I am pretty familiar with Cassandra (I already use a 6 node cluster that I manage) and don’t have any issues with that.
Could this be a timeout or do I need more contact points?
Followed the recommended guides. Checked from the AWS console for any errors but none shown.
UPDATE:
Update to the above question….
I am occasionally (1 in 50 if I parallel call the function (5 concurrent calls)) getting the below error:
"All host(s) tried for query failed. First host tried,
3.248.244.5:9142: DriverError: Socket was closed at Connection.clearAndInvokePending
(/opt/node_modules/cassandra-driver/lib/connection.js:265:15) at
Connection.close
(/opt/node_modules/cassandra-driver/lib/connection.js:618:8) at
TLSSocket.
(/opt/node_modules/cassandra-driver/lib/connection.js:93:10) at
TLSSocket.emit (node:events:525:35)n at node:net:313:12n at
TCP.done (node:_tls_wrap:587:7) { info: ‘Cassandra Driver Error’,
isSocketError: true, coordinator: ‘3.248.244.5:9142’}
2
Answers
This exception may be caused by throttling in the keyspaces side, resulting the
Driver Error
that you are seeing sporadically.I would suggest taking a look over this repo which should help you to put measures in place to either prevent the occurrence of this issue or at least reveal the true cause of the exception.
Some of the errors you see in the logs you will need to investigate Amazon CloudWatch metrics to see if you have throttling or system errors. I’ve built this AWS CloudFormation template to deploy a CloudWatch dashboard with all the appropriate metrics. This will provide better observability for your application.

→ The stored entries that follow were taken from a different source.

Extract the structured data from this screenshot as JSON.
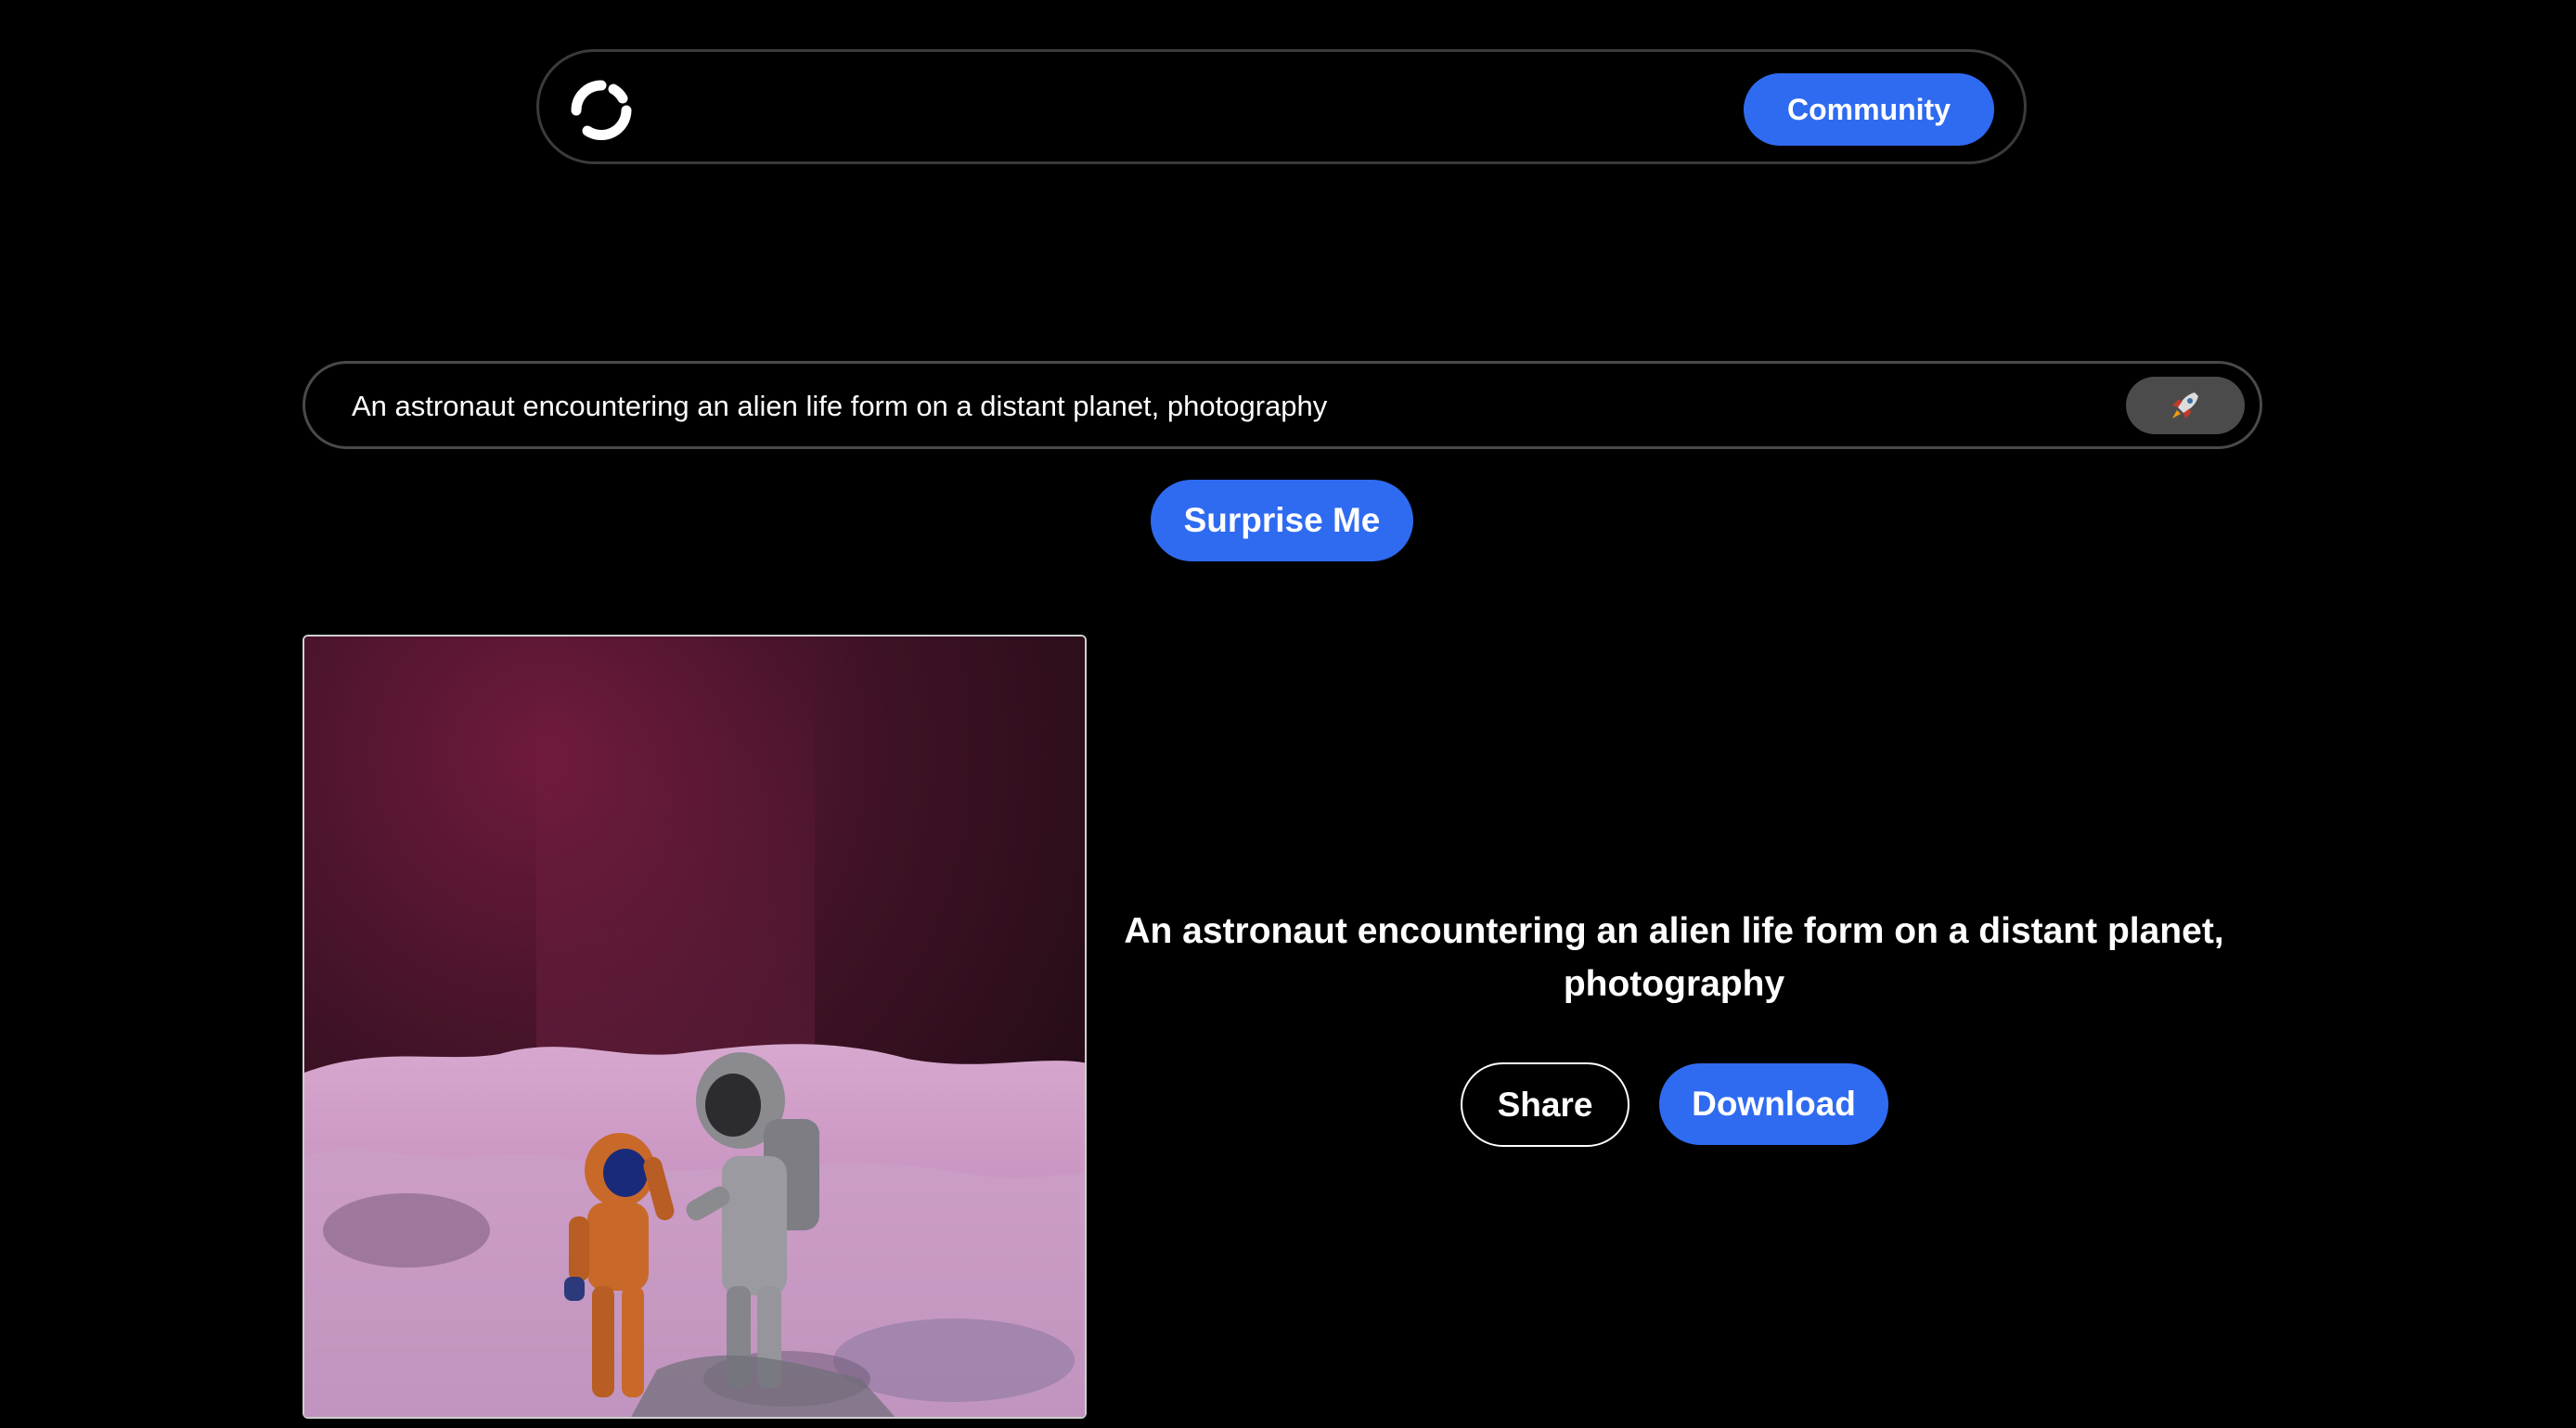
{
  "nav": {
    "logo_icon": "circular-arrows-logo-icon",
    "community_label": "Community"
  },
  "prompt": {
    "value": "An astronaut encountering an alien life form on a distant planet, photography",
    "send_icon": "rocket-icon"
  },
  "actions": {
    "surprise_label": "Surprise Me",
    "share_label": "Share",
    "download_label": "Download"
  },
  "result": {
    "caption": "An astronaut encountering an alien life form on a distant planet, photography"
  },
  "colors": {
    "background": "#000000",
    "accent": "#2f6bf1",
    "border": "#3b3b3b",
    "send_button_bg": "#4b4b4b"
  }
}
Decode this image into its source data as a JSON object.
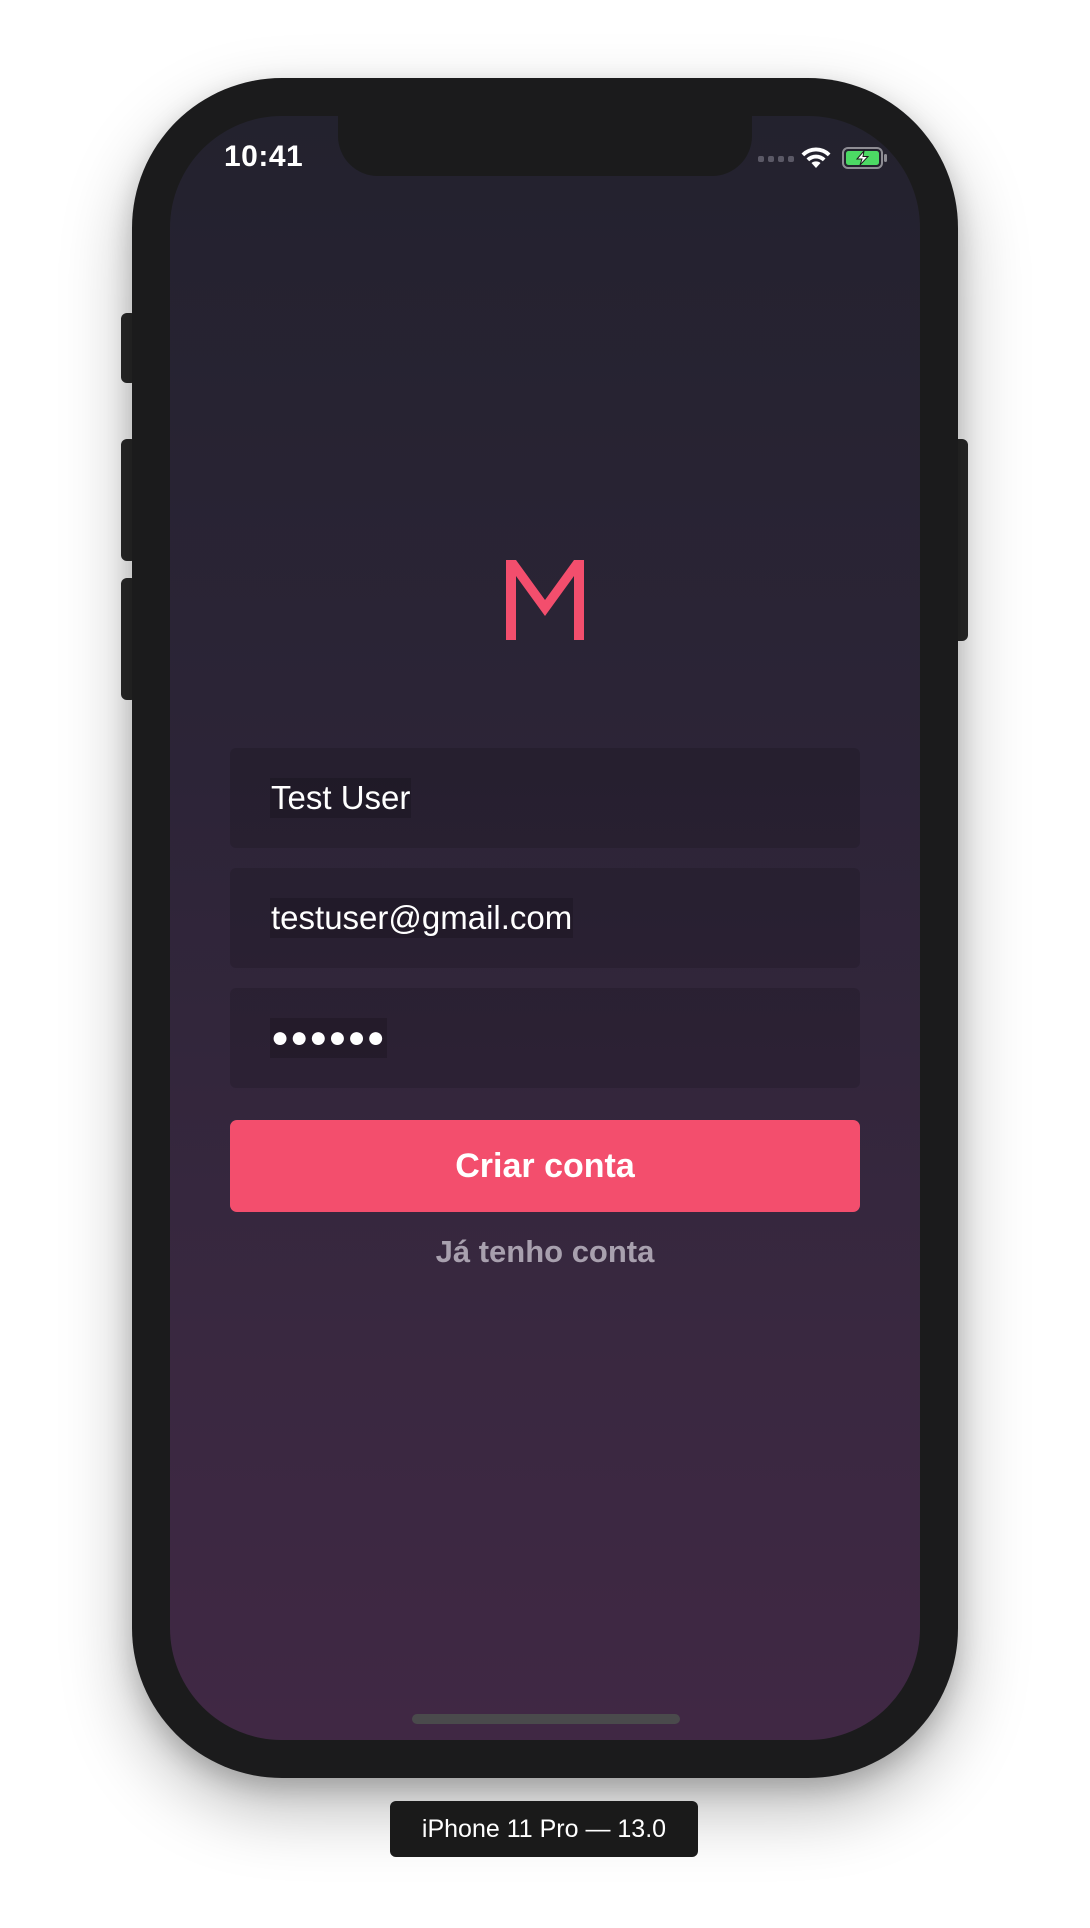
{
  "status_bar": {
    "time": "10:41",
    "signal_icon": "cellular-signal-icon",
    "wifi_icon": "wifi-icon",
    "battery_icon": "battery-charging-icon"
  },
  "logo": {
    "letter": "M",
    "color": "#f34e6d"
  },
  "form": {
    "name_value": "Test User",
    "email_value": "testuser@gmail.com",
    "password_value": "●●●●●●",
    "submit_label": "Criar conta",
    "login_link_label": "Já tenho conta"
  },
  "colors": {
    "accent": "#f34e6d",
    "background_top": "#23222e",
    "background_bottom": "#402844",
    "secondary_text": "#a8a0ae"
  },
  "simulator": {
    "label": "iPhone 11 Pro — 13.0"
  }
}
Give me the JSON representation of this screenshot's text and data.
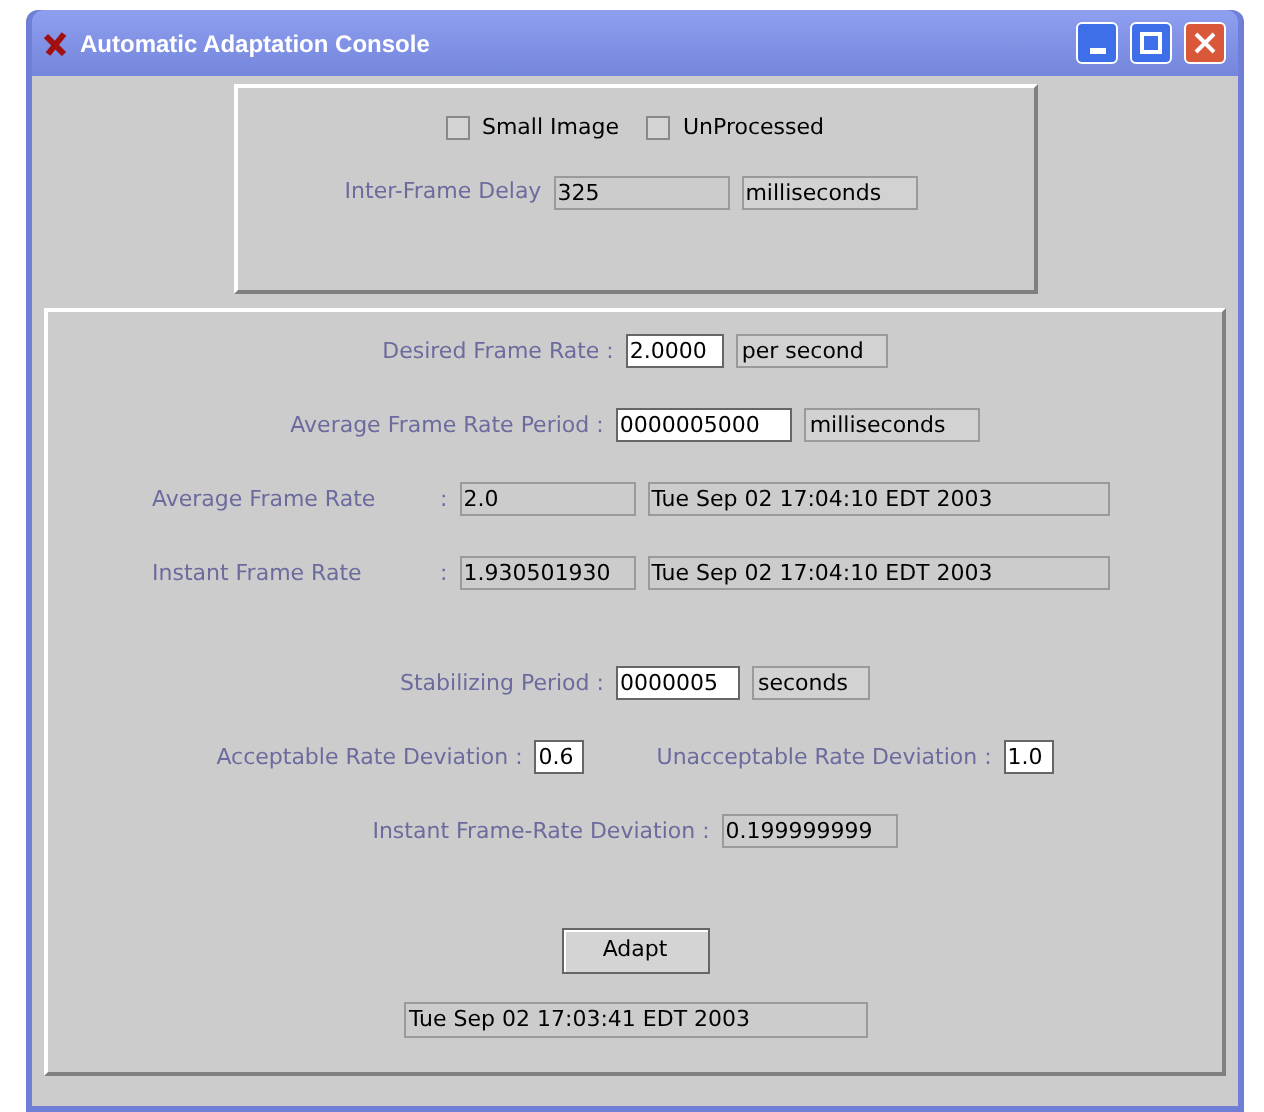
{
  "window": {
    "title": "Automatic Adaptation Console"
  },
  "top_panel": {
    "checkboxes": [
      {
        "label": "Small Image",
        "checked": false
      },
      {
        "label": "UnProcessed",
        "checked": false
      }
    ],
    "delay": {
      "label": "Inter-Frame Delay",
      "value": "325",
      "unit": "milliseconds"
    }
  },
  "rows": [
    {
      "items": [
        {
          "kind": "label",
          "text": "Desired Frame Rate :"
        },
        {
          "kind": "field",
          "text": "2.0000",
          "editable": true
        },
        {
          "kind": "unit",
          "text": "per second"
        }
      ]
    },
    {
      "items": [
        {
          "kind": "label",
          "text": "Average Frame Rate Period :"
        },
        {
          "kind": "field",
          "text": "0000005000",
          "editable": true
        },
        {
          "kind": "unit",
          "text": "milliseconds"
        }
      ]
    },
    {
      "items": [
        {
          "kind": "label",
          "text": "Average Frame Rate"
        },
        {
          "kind": "label",
          "text": ":"
        },
        {
          "kind": "field",
          "text": "2.0",
          "editable": false
        },
        {
          "kind": "field",
          "text": "Tue Sep 02 17:04:10 EDT 2003",
          "editable": false
        }
      ]
    },
    {
      "items": [
        {
          "kind": "label",
          "text": "Instant Frame Rate"
        },
        {
          "kind": "label",
          "text": ":"
        },
        {
          "kind": "field",
          "text": "1.930501930",
          "editable": false
        },
        {
          "kind": "field",
          "text": "Tue Sep 02 17:04:10 EDT 2003",
          "editable": false
        }
      ]
    },
    {
      "items": [
        {
          "kind": "label",
          "text": "Stabilizing Period :"
        },
        {
          "kind": "field",
          "text": "0000005",
          "editable": true
        },
        {
          "kind": "unit",
          "text": "seconds"
        }
      ]
    },
    {
      "items": [
        {
          "kind": "label",
          "text": "Acceptable Rate Deviation :"
        },
        {
          "kind": "field",
          "text": "0.6",
          "editable": true
        },
        {
          "kind": "label",
          "text": "Unacceptable Rate Deviation :"
        },
        {
          "kind": "field",
          "text": "1.0",
          "editable": true
        }
      ]
    },
    {
      "items": [
        {
          "kind": "label",
          "text": "Instant Frame-Rate Deviation :"
        },
        {
          "kind": "field",
          "text": "0.199999999",
          "editable": false
        }
      ]
    }
  ],
  "button": "Adapt",
  "status": "Tue Sep 02 17:03:41 EDT 2003"
}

A System Error indicates an event that must be resolved by AWS and often part of normal operations. Activities such as timeouts, server faults, or scaling activity could result in server errors. A User error indicates an event that can often be resolved by the user such as invalid query or exceeding a capacity quota. Amazon Keyspaces passes the System Error back as a Cassandra ServerError. In most cases this a transient error, in which case you can retry your request until it succeeds. Using the Cassandra driver’s default retry policy customers can also experience NoHostAvailableException or AllNodesFailedException or messages like yours "All host(s) tried for query failed". This is a client side exception that is thrown once all host in the load balancing policy’s query plan have attempted the request.
Take a look at this retry policy for NodeJs which should help resolve your "All hosts failed" exception or pass back the original exception.
The retry policies in the Cassandra drivers are pretty crude and will not be able to do more sophisticated things like circuit breaker patters. You may want to eventually use a "failfast" retry policy for the driver and handle the exceptions in your application code.